The config is stored in `/...path_to_my_test_folder../test/config.json`.
## Running the AI Chat
Prerequisite - you must have `go` installed and configured on your system.
If you do not have the CleverChatty-CLI installed, you can install it with:
```bash
go install github.com/gelembjuk/cleverchatty-cli@latest
cleverchatty-cli --config /...path_to_my_test_folder../test/config.json
```
Or, if you do not want to install it, you can run it directly from the source:
```bash
go run github.com/gelembjuk/cleverchatty-cli --config /...path_to_my_test_folder../test/config.json
```
## Testing the Integration
Here’s what I got when I ran the AI chat with the Mem0 memory backend:
### First Interaction with empty memory
I posted a message in the chat and the AI assistant responded. After this I looked at the [memory dashboard](https://app.mem0.ai/dashboard/memories) and I can see new memory records arrived!

### Second Interaction with some memory
I have stopped the chat and started again to ensure there is no history from the first chat (this tool keeps the history of messages during a single chat session). I have sent new message and the AI assistant responded again. There was some delay before the chat went to "Thinking..." state while the assistant communicated with Mem0 server.

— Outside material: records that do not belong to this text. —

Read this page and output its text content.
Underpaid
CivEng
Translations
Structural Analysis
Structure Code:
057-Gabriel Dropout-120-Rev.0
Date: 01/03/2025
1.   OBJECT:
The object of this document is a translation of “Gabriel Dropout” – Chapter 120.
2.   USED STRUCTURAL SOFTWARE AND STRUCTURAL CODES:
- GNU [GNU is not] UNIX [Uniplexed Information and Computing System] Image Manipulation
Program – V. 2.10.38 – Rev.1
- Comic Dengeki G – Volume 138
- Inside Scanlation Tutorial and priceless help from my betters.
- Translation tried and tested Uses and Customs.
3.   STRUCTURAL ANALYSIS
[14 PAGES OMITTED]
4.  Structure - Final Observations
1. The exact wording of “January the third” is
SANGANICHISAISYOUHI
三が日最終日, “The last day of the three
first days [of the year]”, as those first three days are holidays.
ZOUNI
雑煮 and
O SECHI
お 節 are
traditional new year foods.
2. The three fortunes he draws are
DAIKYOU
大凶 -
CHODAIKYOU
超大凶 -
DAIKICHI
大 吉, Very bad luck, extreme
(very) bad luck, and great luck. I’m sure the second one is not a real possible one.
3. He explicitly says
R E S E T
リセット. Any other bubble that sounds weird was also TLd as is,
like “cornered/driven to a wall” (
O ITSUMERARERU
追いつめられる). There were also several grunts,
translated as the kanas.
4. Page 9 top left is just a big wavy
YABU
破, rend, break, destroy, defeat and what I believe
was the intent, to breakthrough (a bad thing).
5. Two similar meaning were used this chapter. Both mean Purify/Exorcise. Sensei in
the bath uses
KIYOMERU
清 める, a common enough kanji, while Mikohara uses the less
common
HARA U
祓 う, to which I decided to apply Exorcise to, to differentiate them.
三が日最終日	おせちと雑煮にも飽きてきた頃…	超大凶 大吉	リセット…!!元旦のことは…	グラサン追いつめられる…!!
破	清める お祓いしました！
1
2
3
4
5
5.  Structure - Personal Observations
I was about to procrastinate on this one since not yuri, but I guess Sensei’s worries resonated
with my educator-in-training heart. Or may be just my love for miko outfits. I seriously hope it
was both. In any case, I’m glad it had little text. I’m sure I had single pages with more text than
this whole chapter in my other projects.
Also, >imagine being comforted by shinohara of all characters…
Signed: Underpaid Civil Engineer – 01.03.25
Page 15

From the response, we can see that the AI assistant remembered that I’m vegetarian. 😊
### What's in the Memory?
To check what is in the memory, i have used the [Mem0 dashboard](https://app.mem0.ai/dashboard/memories).

I can see all memories and also the history of requests.

---
## Final Thoughts
This integration proved how flexible the MCP-based architecture is. Thanks to the clean memory interface, swapping in Mem0 as the backend was straightforward—no changes to the main CLI code were needed.
This is just the beginning — next steps could include experimenting with Mem0's more advanced features like memory tagging or relevance scoring, and eventually connecting multiple agents using shared memory.